Le traître – on se gardera de dire le héros – est un jeune étudiant de 20 ans, Jean Deleau, qui se retrouve, par hasard, traducteur pour les services allemands en 1940. Embauché, salarié, Deleau est « enchanté de trouver à employer ses compétences », écrit Jamet. Ses employeurs, eux, n’ont qu’à se féliciter de ses services...Seulement, « traduire c’est trahir ». Surtout quand le traducteur va se muer en collabo consciencieux, délibérément au service de la police allemande et aux trousses des « terroristes ». Au point de devenir un jeune et efficace petit chef de la « Gestapo française ». Recherché par la justice à la Libération, condamné à mort par contumace, il se cachera pendant vingt ans avant de passer les vingt années suivantes en prison – entre-temps, il a été jugé, condamné à mort une deuxième fois et gracié par de Gaulle – et de finir ses jours sereinement en... Mais on laissera au lecteur du livre la découverte de cette fin de voyage.

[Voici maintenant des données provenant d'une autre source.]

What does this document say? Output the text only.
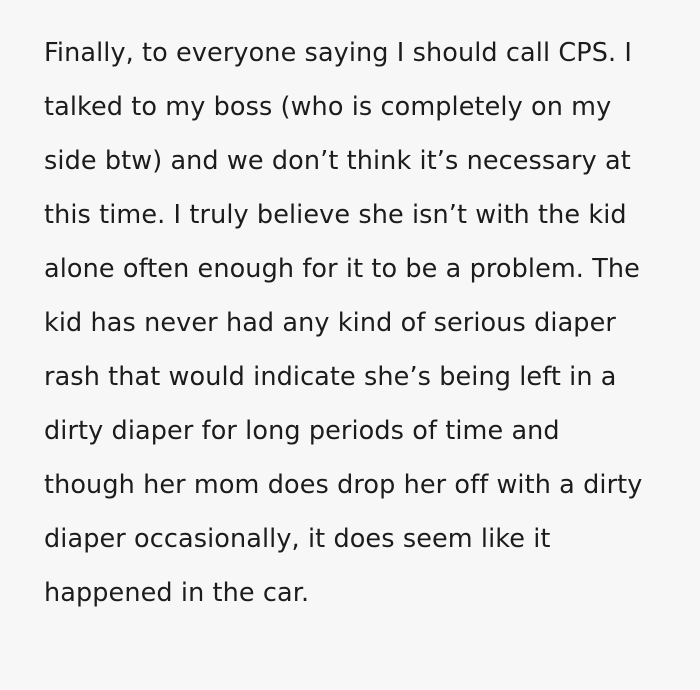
Finally, to everyone saying I should call CPS. I talked to my boss (who is completely on my side btw) and we don’t think it’s necessary at this time. I truly believe she isn’t with the kid alone often enough for it to be a problem. The kid has never had any kind of serious diaper rash that would indicate she’s being left in a dirty diaper for long periods of time and though her mom does drop her off with a dirty diaper occasionally, it does seem like it happened in the car.
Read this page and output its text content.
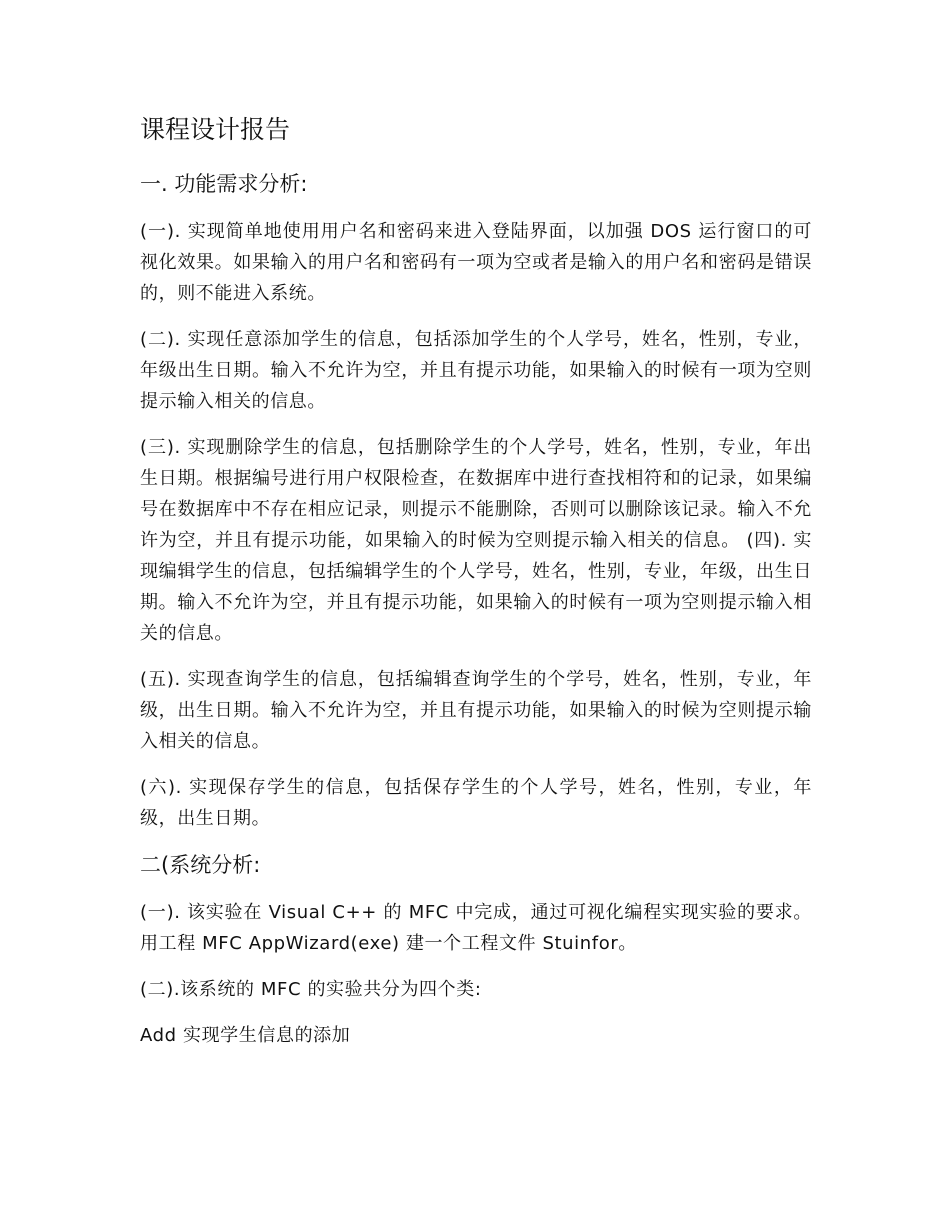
课程设计报告
一. 功能需求分析:

(一). 实现简单地使用用户名和密码来进入登陆界面，以加强 DOS 运行窗口的可视化效果。如果输入的用户名和密码有一项为空或者是输入的用户名和密码是错误的，则不能进入系统。

(二). 实现任意添加学生的信息，包括添加学生的个人学号，姓名，性别，专业，年级出生日期。输入不允许为空，并且有提示功能，如果输入的时候有一项为空则提示输入相关的信息。

(三). 实现删除学生的信息，包括删除学生的个人学号，姓名，性别，专业，年出生日期。根据编号进行用户权限检查，在数据库中进行查找相符和的记录，如果编号在数据库中不存在相应记录，则提示不能删除，否则可以删除该记录。输入不允许为空，并且有提示功能，如果输入的时候为空则提示输入相关的信息。 (四). 实现编辑学生的信息，包括编辑学生的个人学号，姓名，性别，专业，年级，出生日期。输入不允许为空，并且有提示功能，如果输入的时候有一项为空则提示输入相关的信息。

(五). 实现查询学生的信息，包括编辑查询学生的个学号，姓名，性别，专业，年级，出生日期。输入不允许为空，并且有提示功能，如果输入的时候为空则提示输入相关的信息。

(六). 实现保存学生的信息，包括保存学生的个人学号，姓名，性别，专业，年级，出生日期。

二(系统分析:

(一). 该实验在 Visual C++ 的 MFC 中完成，通过可视化编程实现实验的要求。用工程 MFC AppWizard(exe) 建一个工程文件 Stuinfor。

(二).该系统的 MFC 的实验共分为四个类:

Add 实现学生信息的添加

Journaliste (un long parcours qui l’a conduit de « L’Aurore » à «Marianne ») et écrivain, ancien directeur de la Bibliothèque nationale de France, Jamet a le style précis de l’amoureux des faits et celui, limpide, de l’amoureux des lettres. Il place sa plume remarquable au service de ce roman où l’on croise officiers de devoir et petits malfrats cupides, lâches méprisables et courageux discrets. On y entend aussi Pierre Dac, speaker de Radio Londres (à travers le récit d’un somptueux duel à distance avec Philippe Henriot, la voix de Radio Paris), et on y suit un dîner de célébrités de la collaboration parisienne réunies à la table d’Henri Lafont.

A la fin de sa vie, Deleau se découvre une passion pour les paroles d’une chanson de Jean-Jacques Goldman («Et si j’étais né en 17 à Leidenstadt / Sur les ruines d’un champ de bataille / Aurais-je été meilleur ou pire que ces gens / Si j’avais été allemand ? »), à propos desquelles Jamet écrit : « Il lui semblait que le chanteur s’adressait à lui, personnellement, et à quelques autres comme lui. »

« Un traître", Flammarion, 393 pages, 20 euros.